Art and the Creation of National Identities in Europe : Art in Colonial Cyprus In Search of Identity Before Independence

    • Cover Photo
    • Presentation speakers
      • Christos Karypiadis, Aristotle University of Thessaloniki, Greece


    From the beginning of the 20th century a local art emerges in Cyprus and the very few artists of the island, during the first half of the century, depict its people and its landscapes. They encounter and interact with the currents of modernism in Europe through their studies in London and Athens and produce artworks inspired primarily by the primitive environment and the everyday life of people living on the island.
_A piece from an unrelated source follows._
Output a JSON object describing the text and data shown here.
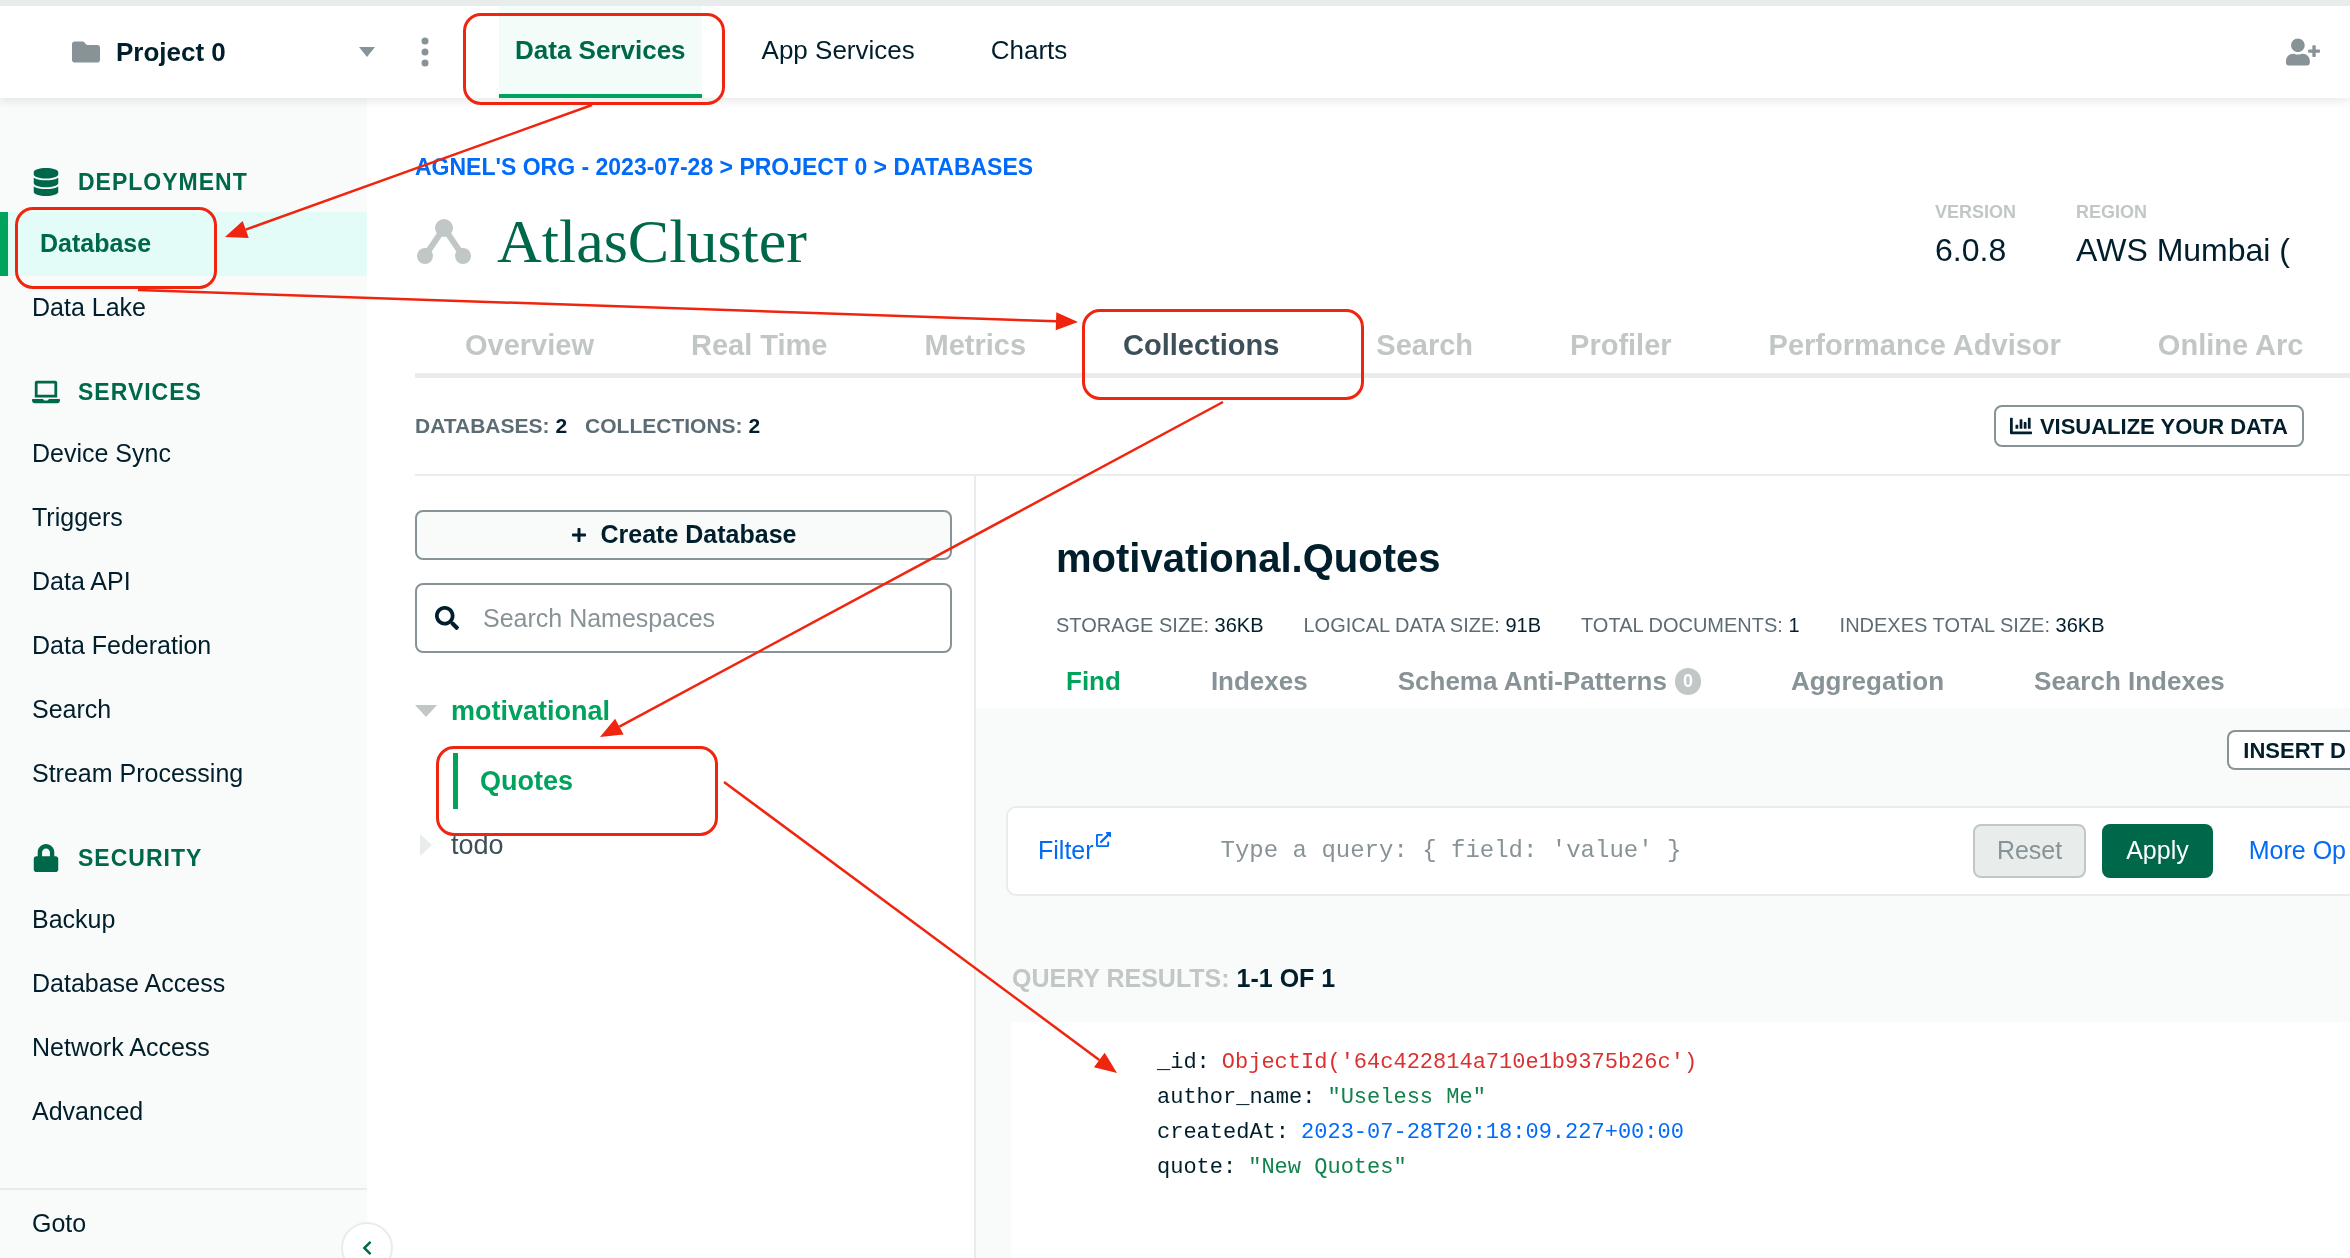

In painting they borrow the means of the European modernism to express their identity and their anxiety for their future. Studying and examining the work of Adamantios Diamantis, Tilemachos Kanthos, George Pol Gheorghiou, Christoforos Savva, Stass Paraschos and others from the dawn of the 20th century till the independence (1959), we can observe the artists’ sincere concern about defining their place in the world, their own identity. Essentially there is an often declaration of their ‘Greekness’. For instance, the artworks that refer to the revolution of 1955 against the British depict facts of the struggle with emphasis in depiction of Greek flag. But from 1900 to 1974, we see a significant number of artworks that try to give answers to questions such ‘what is Cyprus?’, ‘where do Cyprus and its people belong?’. The identity issue remains on the front of artist’s concerns.